Stuttgart ENBW-Deal belastet Landesetat

ROLAND MUSCHEL 06.10.2016
Der ENBW-Kauf durch Ex-Ministerpräsident Mappus zeitigt enorme Folgekosten. Für den Haushalt 2017 werden sie zum Problem.

Der Ende 2010 vom damaligen Ministerpräsidenten Stefan Mappus (CDU) vollzogene Kauf von 45 Prozent der ENBW-Aktien durch das Land Baden-Württemberg für 4,7 Milliarden Euro erweist sich als teures Verlustgeschäft: Finanzministerin Edith Sitzmann (Grüne) rechnet damit, dass die Neckarpri GmbH, über die das Land seine Aktien hält, 2017 Verluste von bis zu 122,9 Millionen Euro einfährt.

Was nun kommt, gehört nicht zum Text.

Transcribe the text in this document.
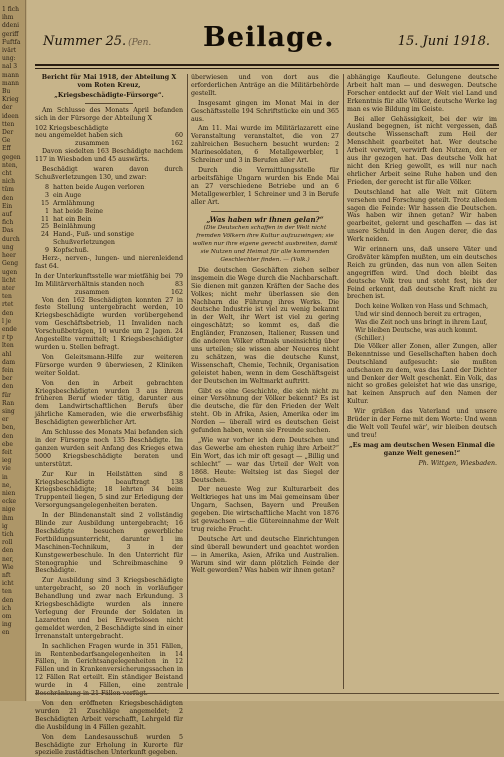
1 fich
ihm
ddeni
geriff
Fuftfa
ivärt
ung:
nal 3
mann
mann
Bu
Krieg
der
ideen
tten
Der
Ge
Eff
gegen
nten,
cht
nich
tüm
den
Ein
auf
fich
Das
durch
ung
heer
Geng
ugen
licht
nter
ten
rtet
den
l je
ende
r tp
lten
ahl
dam
fein
ber
den
für
Ran
sing
er
ben,
den
ebe
feit
ieg
vie
in
ne,
nien
ecke
nige
ihm
ig
tich
roll
den
ner,
Wie
nft
icht
ten
den
ich
om
ing
en
Nummer 25. (Pen. Beilage.	15. Juni 1918.

Bericht für Mai 1918, der Abteilung X vom Roten Kreuz,

„Kriegsbeschädigte-Fürsorge“.

Am Schlusse des Monats April befanden sich in der Fürsorge der Abteilung X

102 Kriegsbeschädigte
neu angemeldet haben sich	60
zusammen	162

Davon siedelten 163 Beschädigte nachdem 117 in Wiesbaden und 45 auswärts.

Beschädigt waren davon durch Schußverletzungen 130, und zwar:

8 hatten beide Augen verloren
3 ein Auge
15 Armlähmung
1 hat beide Beine
11 hat ein Bein
25 Beinlähmung
24 Hand-, Fuß- und sonstige
Schußverletzungen
9 Kopfschuß.

Herz-, nerven-, lungen- und nierenleidend fast 64.

In der Unterkunftsstelle war mietfähig bei 79
Im Militärverhältnis standen noch	83
zusammen	162

Von den 162 Beschädigten konnten 27 in feste Stellung untergebracht werden, 10 Kriegsbeschädigte wurden vorübergehend vom Geschäftsbetrieb, 11 Invaliden nach Vorschußbeträgen, 10 wurde um 2 Jagen. 24 Angestellte vermittelt; 1 Kriegsbeschädigter wurden u. Stellen befragt.

Von Geleitsmann-Hilfe zur weiteren Fürsorge wurden 9 überwiesen, 2 Kliniken weiter Soldat.

Von den in Arbeit gebrachten Kriegsbeschädigten wurden 3 aus ihrem früheren Beruf wieder tätig, darunter aus dem Landwirtschaftlichen Berufs über jährliche Kameraden, wie die erwerbsfähig Beschädigten gewerblicher Art.

Am Schlusse des Monats Mai befanden sich in der Fürsorge noch 135 Beschädigte. Im ganzen wurden seit Anfang des Krieges etwa 5000 Kriegsbeschädigte beraten und unterstützt.

Zur Kur in Heilstätten sind 8 Kriegsbeschädigte beauftragt 138 Kriegsbeschädigte; 18 lehrten 34 beim Truppenteil liegen, 5 sind zur Erledigung der Versorgungsangelegenheiten beraten.

In der Blindenanstalt sind 2 vollständig Blinde zur Ausbildung untergebracht; 16 Beschädigte besuchen gewerbliche Fortbildungsunterricht, darunter 1 im Maschinen-Technikum, 3 in der Kunstgewerbeschule. In den Unterricht für Stenographie und Schreibmaschine 9 Beschädigte.

Zur Ausbildung sind 3 Kriegsbeschädigte untergebracht, so 20 noch in vorläufiger Behandlung und zwar nach Erkundung. 3 Kriegsbeschädigte wurden als innere Verlegung der Freunde der Soldaten in Lazaretten und bei Erwerbslosen nicht gemeldet werden, 2 Beschädigte sind in einer Irrenanstalt untergebracht.

In sachlichen Fragen wurde in 351 Fällen, in Rentenbedarfsangelegenheiten in 14 Fällen, in Gerichtsangelegenheiten in 12 Fällen und in Krankenversicherungssachen in 12 Fällen Rat erteilt. Ein ständiger Beistand wurde in 4 Fällen, eine zentrale Beschränkung in 21 Fällen verfügt.

Von den eröffneten Kriegsbeschädigten wurden 21 Zuschläge angemeldet; 2 Beschädigten Arbeit verschafft, Lehrgeld für die Ausbildung in 4 Fällen gezahlt.

Von dem Landesausschuß wurden 5 Beschädigte zur Erholung in Kurorte für spezielle zustädtischen Unterkunft gegeben.

überwiesen und von dort aus die erforderlichen Anträge an die Militärbehörde gestellt.

Insgesamt gingen im Monat Mai in der Geschäftsstelle 194 Schriftstücke ein und 365 aus.

Am 11. Mai wurde im Militärlazarett eine Veranstaltung veranstaltet, die von 27 zahlreichen Besuchern besucht wurden: 2 Marinesoldaten, 6 Metallgewerbler, 1 Schreiner und 3 in Berufen aller Art.

Durch die Vermittlungsstelle für arbeitsfähige Ungarn wurden bis Ende Mai an 27 verschiedene Betriebe und an 6 Metallgewerbler, 1 Schreiner und 3 in Berufe aller Art.

„Was haben wir ihnen gelan?“

(Die Deutschen schaffen in der Welt nicht fremden Völkern ihre Kultur aufzuzwingen; sie wollen nur ihre eigene gerecht ausbreiten, damit sie Nutzen und Heimat für alle kommenden Geschlechter finden. — (Volk.)

Die deutschen Geschäften ziehen selber insgemein die Wege durch die Nachbarschaft. Sie dienen mit ganzen Kräften der Sache des Volkes; nicht mehr überlassen sie den Nachbarn die Führung ihres Werks. Die deutsche Industrie ist viel zu wenig bekannt in der Welt, ihr Wert ist viel zu gering eingeschätzt; so kommt es, daß die Engländer, Franzosen, Italiener, Russen und die anderen Völker oftmals uneinsichtig über uns urteilen; sie wissen aber Neueres nicht zu schätzen, was die deutsche Kunst, Wissenschaft, Chemie, Technik, Organisation geleistet haben, wenn in dem Geschäftsgeist der Deutschen im Weltmarkt auftritt.

Gibt es eine Geschichte, die sich nicht zu einer Versöhnung der Völker bekennt? Es ist die deutsche, die für den Frieden der Welt steht. Ob in Afrika, Asien, Amerika oder im Norden — überall wird es deutschen Geist gefunden haben, wenn sie Freunde suchen.

„Wie war vorher ich dem Deutschen und das Gewerbe am ehesten ruhig ihre Arbeit?“ Ein Wort, das ich mir oft gesagt — „Billig und schlecht“ — war das Urteil der Welt von 1868. Heute: Weltsieg ist das Siegel der Deutschen.

Der neueste Weg zur Kulturarbeit des Weltkrieges hat uns im Mai gemeinsam über Ungarn, Sachsen, Bayern und Preußen gegeben. Die wirtschaftliche Macht von 1876 ist gewachsen — die Gütereinnahme der Welt trug reiche Frucht.

Deutsche Art und deutsche Einrichtungen sind überall bewundert und geachtet worden — in Amerika, Asien, Afrika und Australien. Warum sind wir dann plötzlich Feinde der Welt geworden? Was haben wir ihnen getan?

abhängige Kaufleute. Gelungene deutsche Arbeit halt man — und deswegen. Deutsche Forscher entdeckt auf der Welt viel Land und Erkenntnis für alle Völker, deutsche Werke lag man es wie Bildung im Geiste.

Bei aller Gehässigkeit, bei der wir im Ausland begegnen, ist nicht vergessen, daß deutsche Wissenschaft zum Heil der Menschheit gearbeitet hat. Wer deutsche Arbeit verwirft, verwirft den Nutzen, den er aus ihr gezogen hat. Das deutsche Volk hat nicht den Krieg gewollt, es will nur nach ehrlicher Arbeit seine Ruhe haben und den Frieden, der gerecht ist für alle Völker.

Deutschland hat alle Welt mit Gütern versehen und Forschung geteilt. Trotz alledem sagen die Feinde: Wir hassen die Deutschen. Was haben wir ihnen getan? Wir haben gearbeitet, gelernt und geschaffen — das ist unsere Schuld in den Augen derer, die das Werk neiden.

Wir erinnern uns, daß unsere Väter und Großväter kämpfen mußten, um ein deutsches Reich zu gründen, das nun von allen Seiten angegriffen wird. Und doch bleibt das deutsche Volk treu und steht fest, bis der Feind erkennt, daß deutsche Kraft nicht zu brechen ist.

Doch keine Wolken von Hass und Schmach,

Und wir sind dennoch bereit zu ertragen,

Was die Zeit noch uns bringt in ihrem Lauf,

Wir bleiben Deutsche, was auch kommt. (Schiller.)

Die Völker aller Zonen, aller Zungen, aller Bekenntnisse und Gesellschaften haben doch Deutschland aufgesucht: sie mußten aufschauen zu dem, was das Land der Dichter und Denker der Welt geschenkt. Ein Volk, das nicht so großes geleistet hat wie das unsrige, hat keinen Anspruch auf den Namen der Kultur.

Wir grüßen das Vaterland und unsere Brüder in der Ferne mit dem Worte: Und wenn die Welt voll Teufel wär', wir bleiben deutsch und treu!

„Es mag am deutschen Wesen Einmal die ganze Welt genesen!“

Ph. Wittgen, Wiesbaden.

Sitzmann hat gestern die Spitzen der grün-schwarzen Regierung informiert, dass im Haushalt 2017 Rückstellungen für Zuschüsse in dieser Höhe gebildet werden müssten. „Ich bin entsetzt über diese Erblast aus der Amtszeit von Herrn Mappus“, sagte Grünen-Fraktionschef Andreas Schwarz der SÜDWEST PRESSE.

Mappus hatte im Dezember 2010 am Landtag vorbei den ENBW-Deal eingefädelt. Er hatte einen Kaufpreis von 41,50 Euro je Aktie ausgehandelt und versichert, das das Geschäft koste den Steuerzahler „keinen Cent“. Es könne sogar ein Plus herauskommen, erwirtschaftet aus der Differenz des höheren jährlichen Dividendenertrags und den  niedrigeren Zinskosten für die Milliardenanleihen, mit denen der Deal finanziert wurde. „Die schwäbische Hausfrau wird begeistert sein“, sagte Mappus damals.

Doch wenige Monate später ereignete sich die Atomkatastrophe von Fukushima. Als Folge der Energiewende verschlechterten sich die Kennziffern massiv. Derzeit notiert die ENBW-Aktie bei nur rund 20 Euro. Die Schere zwischen der sinkenden Dividendenausschüttung des Konzerns und den Zinsaufwendungen geht immer weiter auseinander.

Trotzdem will Grün-Schwarz 2017 ohne neue Kredite auskommen. Dafür müssen die Ministerien 370 Millionen Euro aus ihren Planansätzen streichen. Zugleich können sie in neue Schwerpunkte investieren. Dafür steht mehr Geld bereit als die bisher genannten 150 Millionen Euro für dauerhafte Mehrausgaben.

„Für das wichtige Feld Digitalisierung werden wir bis zu 100 Millionen Euro einmalige Ausgaben vorsehen können“, sagte Sitzmann. Dazu kommen 50 Millionen Euro für weitere Einmalausgaben. Nach Informationen dieser Zeitung ist zudem ein mit 123 Millionen Euro gefüllter Topf für Sanierungen von Hochschulen, Straßen und Schienen geplant.